As drawn from http://php.net/ && Chipmunkninja:

The system() Function

The system function in PHP takes a string argument with the command to execute as well as any arguments you wish passed to that command. This function executes the specified command, and dumps any resulting text to the output stream (either the HTTP output in a web server situation, or the console if you are running PHP as a command line tool). The return of this function is the last line of output from the program, if it emits text output.

The exec() Function

The system function is quite useful and powerful, but one of the biggest problems with it is that all resulting text from the program goes directly to the output stream. There will be situations where you might like to format the resulting text and display it in some different way, or not display it at all.

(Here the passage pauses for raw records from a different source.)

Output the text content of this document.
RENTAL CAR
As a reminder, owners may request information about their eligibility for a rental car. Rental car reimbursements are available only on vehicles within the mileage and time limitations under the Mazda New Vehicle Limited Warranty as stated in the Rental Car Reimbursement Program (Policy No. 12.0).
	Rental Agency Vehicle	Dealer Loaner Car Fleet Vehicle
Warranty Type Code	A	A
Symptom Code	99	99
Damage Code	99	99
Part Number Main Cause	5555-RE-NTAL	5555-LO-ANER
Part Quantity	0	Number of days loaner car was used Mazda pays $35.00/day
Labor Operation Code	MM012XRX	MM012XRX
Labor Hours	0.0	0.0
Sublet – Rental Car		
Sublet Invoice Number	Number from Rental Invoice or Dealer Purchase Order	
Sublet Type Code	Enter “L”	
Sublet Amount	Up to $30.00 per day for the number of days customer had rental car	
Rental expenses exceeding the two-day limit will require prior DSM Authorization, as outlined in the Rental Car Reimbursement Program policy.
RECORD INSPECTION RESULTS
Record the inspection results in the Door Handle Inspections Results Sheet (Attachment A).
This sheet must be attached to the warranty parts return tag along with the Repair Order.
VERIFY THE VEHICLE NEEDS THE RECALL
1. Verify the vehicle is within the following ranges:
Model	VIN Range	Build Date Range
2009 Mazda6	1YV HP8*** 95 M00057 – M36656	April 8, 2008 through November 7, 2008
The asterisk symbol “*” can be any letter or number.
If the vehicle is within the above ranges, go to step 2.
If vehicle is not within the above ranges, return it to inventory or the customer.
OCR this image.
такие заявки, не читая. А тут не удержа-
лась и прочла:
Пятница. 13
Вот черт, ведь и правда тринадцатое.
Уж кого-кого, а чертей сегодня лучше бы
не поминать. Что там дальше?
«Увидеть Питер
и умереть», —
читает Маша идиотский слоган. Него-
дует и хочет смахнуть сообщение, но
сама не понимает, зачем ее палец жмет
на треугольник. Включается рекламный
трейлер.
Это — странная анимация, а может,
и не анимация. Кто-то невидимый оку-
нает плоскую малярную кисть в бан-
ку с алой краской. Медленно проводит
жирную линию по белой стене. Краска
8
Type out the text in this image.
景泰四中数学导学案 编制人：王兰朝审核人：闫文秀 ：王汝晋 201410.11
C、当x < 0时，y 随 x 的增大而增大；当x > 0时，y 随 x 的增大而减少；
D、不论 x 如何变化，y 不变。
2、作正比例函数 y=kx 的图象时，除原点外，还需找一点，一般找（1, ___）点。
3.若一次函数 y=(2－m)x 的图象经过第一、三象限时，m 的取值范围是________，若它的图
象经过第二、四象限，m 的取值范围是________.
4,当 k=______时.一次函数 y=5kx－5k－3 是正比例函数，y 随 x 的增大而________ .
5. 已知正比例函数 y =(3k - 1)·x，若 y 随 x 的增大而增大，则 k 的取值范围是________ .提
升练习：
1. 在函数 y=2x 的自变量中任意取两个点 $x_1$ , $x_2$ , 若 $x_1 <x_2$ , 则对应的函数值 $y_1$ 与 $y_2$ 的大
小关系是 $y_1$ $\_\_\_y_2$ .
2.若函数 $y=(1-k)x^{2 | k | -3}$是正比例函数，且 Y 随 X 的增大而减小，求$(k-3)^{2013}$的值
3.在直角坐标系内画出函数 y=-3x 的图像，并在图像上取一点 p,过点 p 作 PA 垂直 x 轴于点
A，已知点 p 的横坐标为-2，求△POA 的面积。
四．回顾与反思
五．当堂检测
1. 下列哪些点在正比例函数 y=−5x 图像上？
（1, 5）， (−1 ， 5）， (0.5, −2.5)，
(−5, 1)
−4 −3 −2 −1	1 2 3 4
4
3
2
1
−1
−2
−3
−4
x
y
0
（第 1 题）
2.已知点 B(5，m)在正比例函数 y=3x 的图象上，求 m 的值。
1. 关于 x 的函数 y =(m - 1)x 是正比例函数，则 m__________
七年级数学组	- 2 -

For this, the exec function in PHP is perfectly adapted. Instead of automatically dumping all text generated by the program being executed to the output stream, it gives you the opportunity to put this text in an array returned in the second parameter to the function:

The shell_exec() Function

Most of the programs we have been executing thus far have been, more or less, real programs1. However, the environment in which Windows and Unix users operate is actually much richer than this. Windows users have the option of using the Windows Command Prompt program, cmd.exe This program is known as a command shell.

The passthru() Function

One fascinating function that PHP provides similar to those we have seen so far is the passthru function. This function, like the others, executes the program you tell it to. However, it then proceeds to immediately send the raw output from this program to the output stream with which PHP is currently working (i.e. either HTTP in a web server scenario, or the shell in a command line version of PHP).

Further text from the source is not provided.